13. A reactor as defined in claim 7, 8, 9, 10, 11 or 12, wherein the pools have progressively larger capacities going from the back end toward the front end of the reaction chamber.

14. A reactor as defined in claim 1, 2, 3, 4, 5, 6, 7, 8, 9, 10, 11, 12 or 13,wherein the ratio of the length of the reaction chamber to the width of said reaction chamber is higher than 10.

15. A reactor as defined in claim 1, 2, 3, 4, 5, 6, 7, 8, 9, 10, 11, 12, 13 or14, wherein the reaction chamber is inclined.

16. A reactor as defined in claim 15, wherein the reaction chamber further comprises restrictive baffles forming pools at the coalescing side of said reaction chamber, the reactor further comprising a re-circulator for transferring liquid from a pool to respective liquid feed inlets, the liquid feed inlets located above said pool.

17. A reactor as defined in claim 1, 2, 3, 4, 5, 6, 7, 8, 9, 10, 11, 12, 13 or14, wherein the reaction chamber is substantially horizontal.

18. A reactor as defined in claim 17, wherein the reaction chamber further comprises restrictive baffles forming pools at the coalescing side of said reaction chamber, the reactor further comprising a re-circulator for transferring liquid from a pool to respective liquid feed inlets, the liquid feed inlets being located in a region from abovesaid pool to the front end of said pool.

19. A reactor as defined in claim 1, 2, 3, 4, 5, 6 or 14, wherein the reactionchamber further comprises restrictive baffles forming pools at the coalescing side of said reaction chamber, the reactor further comprising a re-circulator for transferring liquid from a pool to respective liquid feed inlets, the liquid feed inlets being located above and/or in front of said pool, and wherein the gas feed line is located under said pools.

20. A reactor as defined in claim 1, 2, 3, 4, 5, 6, 7, 8, 9, 10, 11, 12, 13, 14, 15, 16, 17, 18 or 19, wherein at least one of the plurality of the liquid-feeding inlets comprises an atomizer.

21. A reactor as defined in claim 20, wherein the reaction chamber further comprises restrictive baffles forming pools at the coalescing side of said reaction chamber, the reactor further comprising a re-circulator for transferring liquid from a pool to respective liquid feed inlets.

22. A reactor as defined in claim 1,2,3,4,5,6,7,8,9, 10, 11, 12, 13, 14, 15, 16, 17, 18 or 19, wherein at least one of the plurality of the liquid-feed inlets comprises an orifice adapted to form streams of liquid.

23. A reactor as defined in claim 1, 2, 3, 4, 5, 6, 7, 8, 9, 10, 11, 12, 13, 14, 15, 16, 17, 18 or 19, wherein at least one of the plurality of the liquid-feed inlets comprises a spatter producing mechanism.

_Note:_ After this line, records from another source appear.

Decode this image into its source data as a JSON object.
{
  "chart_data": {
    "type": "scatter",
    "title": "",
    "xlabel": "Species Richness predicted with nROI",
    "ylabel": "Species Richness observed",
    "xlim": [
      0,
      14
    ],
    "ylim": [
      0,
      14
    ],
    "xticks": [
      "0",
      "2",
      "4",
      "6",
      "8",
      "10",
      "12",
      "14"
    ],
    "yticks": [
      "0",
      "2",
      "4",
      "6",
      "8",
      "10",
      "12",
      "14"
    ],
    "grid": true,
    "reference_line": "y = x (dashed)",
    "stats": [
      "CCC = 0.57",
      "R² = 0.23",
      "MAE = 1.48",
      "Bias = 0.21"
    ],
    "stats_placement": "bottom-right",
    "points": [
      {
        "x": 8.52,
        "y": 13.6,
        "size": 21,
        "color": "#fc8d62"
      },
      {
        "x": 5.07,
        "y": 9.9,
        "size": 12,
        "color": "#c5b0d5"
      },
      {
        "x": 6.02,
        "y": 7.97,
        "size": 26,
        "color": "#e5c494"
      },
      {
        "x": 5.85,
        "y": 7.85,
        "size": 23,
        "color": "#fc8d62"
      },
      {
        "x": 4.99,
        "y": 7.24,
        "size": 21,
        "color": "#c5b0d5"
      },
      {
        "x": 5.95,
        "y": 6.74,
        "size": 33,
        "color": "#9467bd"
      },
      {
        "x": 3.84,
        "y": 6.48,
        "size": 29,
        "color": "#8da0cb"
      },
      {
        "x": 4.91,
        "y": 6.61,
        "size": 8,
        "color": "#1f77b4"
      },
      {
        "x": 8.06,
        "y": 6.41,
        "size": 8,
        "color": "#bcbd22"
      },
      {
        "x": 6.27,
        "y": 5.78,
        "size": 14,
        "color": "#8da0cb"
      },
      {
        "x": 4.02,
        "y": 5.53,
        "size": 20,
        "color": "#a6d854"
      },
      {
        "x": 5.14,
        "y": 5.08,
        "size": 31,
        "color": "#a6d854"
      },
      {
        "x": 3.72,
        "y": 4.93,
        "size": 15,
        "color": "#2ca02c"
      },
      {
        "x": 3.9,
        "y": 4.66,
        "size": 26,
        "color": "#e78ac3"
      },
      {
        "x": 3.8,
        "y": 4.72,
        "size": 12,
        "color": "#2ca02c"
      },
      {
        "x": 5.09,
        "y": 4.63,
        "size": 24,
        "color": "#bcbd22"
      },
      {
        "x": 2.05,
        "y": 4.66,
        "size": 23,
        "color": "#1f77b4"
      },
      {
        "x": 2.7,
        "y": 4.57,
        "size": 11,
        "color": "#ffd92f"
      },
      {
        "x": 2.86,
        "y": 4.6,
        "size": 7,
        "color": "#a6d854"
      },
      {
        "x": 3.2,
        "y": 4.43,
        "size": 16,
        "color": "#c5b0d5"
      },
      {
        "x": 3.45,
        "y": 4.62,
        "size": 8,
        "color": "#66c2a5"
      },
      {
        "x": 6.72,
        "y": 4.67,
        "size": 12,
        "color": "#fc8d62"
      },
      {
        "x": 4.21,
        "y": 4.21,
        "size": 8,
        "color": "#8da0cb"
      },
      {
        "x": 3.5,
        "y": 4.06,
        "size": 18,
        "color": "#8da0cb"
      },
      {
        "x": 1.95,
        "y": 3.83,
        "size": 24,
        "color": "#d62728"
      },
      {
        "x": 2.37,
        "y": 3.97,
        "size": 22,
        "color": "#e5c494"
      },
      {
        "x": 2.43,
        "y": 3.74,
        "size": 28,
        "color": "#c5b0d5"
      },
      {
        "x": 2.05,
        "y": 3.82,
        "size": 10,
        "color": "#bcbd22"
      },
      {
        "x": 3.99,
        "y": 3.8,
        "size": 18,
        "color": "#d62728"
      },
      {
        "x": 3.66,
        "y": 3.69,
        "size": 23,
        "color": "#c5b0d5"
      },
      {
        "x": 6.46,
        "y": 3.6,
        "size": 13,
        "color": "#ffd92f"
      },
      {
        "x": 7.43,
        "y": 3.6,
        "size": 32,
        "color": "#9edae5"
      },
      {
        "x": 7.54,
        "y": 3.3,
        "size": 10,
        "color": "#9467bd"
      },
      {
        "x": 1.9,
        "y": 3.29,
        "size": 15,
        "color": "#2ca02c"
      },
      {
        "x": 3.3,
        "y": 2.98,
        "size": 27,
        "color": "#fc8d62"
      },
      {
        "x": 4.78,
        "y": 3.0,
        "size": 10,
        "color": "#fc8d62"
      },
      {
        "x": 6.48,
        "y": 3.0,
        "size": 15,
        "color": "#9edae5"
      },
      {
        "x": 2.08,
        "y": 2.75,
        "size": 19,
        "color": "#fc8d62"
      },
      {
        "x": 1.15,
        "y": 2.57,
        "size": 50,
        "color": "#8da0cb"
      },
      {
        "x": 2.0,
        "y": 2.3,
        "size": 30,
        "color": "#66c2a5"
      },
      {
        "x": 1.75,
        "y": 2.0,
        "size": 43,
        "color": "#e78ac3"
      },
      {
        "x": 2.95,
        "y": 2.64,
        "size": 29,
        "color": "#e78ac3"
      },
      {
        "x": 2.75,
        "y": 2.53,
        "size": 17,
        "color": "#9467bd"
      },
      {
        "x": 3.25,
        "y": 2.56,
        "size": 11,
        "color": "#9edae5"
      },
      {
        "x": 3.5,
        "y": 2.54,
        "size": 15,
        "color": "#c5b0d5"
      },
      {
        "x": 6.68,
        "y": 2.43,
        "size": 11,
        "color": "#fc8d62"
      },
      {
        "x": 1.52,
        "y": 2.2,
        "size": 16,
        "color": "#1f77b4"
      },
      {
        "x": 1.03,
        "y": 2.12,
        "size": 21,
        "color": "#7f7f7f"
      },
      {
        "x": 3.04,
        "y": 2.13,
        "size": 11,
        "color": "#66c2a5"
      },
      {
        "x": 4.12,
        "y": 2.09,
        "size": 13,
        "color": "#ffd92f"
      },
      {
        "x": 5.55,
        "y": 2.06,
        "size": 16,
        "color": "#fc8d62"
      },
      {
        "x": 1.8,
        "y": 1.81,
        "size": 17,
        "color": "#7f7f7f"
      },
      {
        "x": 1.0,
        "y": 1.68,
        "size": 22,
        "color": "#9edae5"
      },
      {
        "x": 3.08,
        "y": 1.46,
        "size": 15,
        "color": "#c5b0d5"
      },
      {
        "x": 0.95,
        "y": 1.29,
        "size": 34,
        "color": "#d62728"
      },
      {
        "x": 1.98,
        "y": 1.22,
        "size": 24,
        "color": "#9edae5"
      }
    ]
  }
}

24. A reactor as defined in claim 1, 2, 3, 4, 5, 6, 7, 8, 9, 10, 11, 12, 13, 14, 15, 16, 17, 18, 19, 20, 21, 22 or 23, wherein said reaction chamber is divided into different sections adapted to operate under different conditions.

25. A reactor as defined in claim 24, wherein the ratio of the length of the reaction chamber to the width of said reaction chamber is higher than 10.

26. A reactor as defined in claim 24 or 25, further comprising additional inlets in at least one of the different sections, for introducing matter changing reaction characteristics in the at least one of the different sections.

27. A reactor as defined in claim 7, 8, 9, 10, 11, 12, 13, 16, 18, 19 or 21, further comprising means for removing reaction product from a line between at least one pool and the respective liquid feed inlet.

28. A reactor as defined in claim 7, 8, 9, 10, 11, 12, 13, 16, 18, 19 or 21, further comprising means for removing by-product from a line between at least one pool and the respective liquid feed inlet.

29. A reactor as defined in claim 1, 2, 3, 4, 5, 6, 7, 8, 9, 10, 11, 12, 13, 14, 15 or 16, wherein the reaction chamber has an inclination, the reactor further comprising means for adjusting said inclination.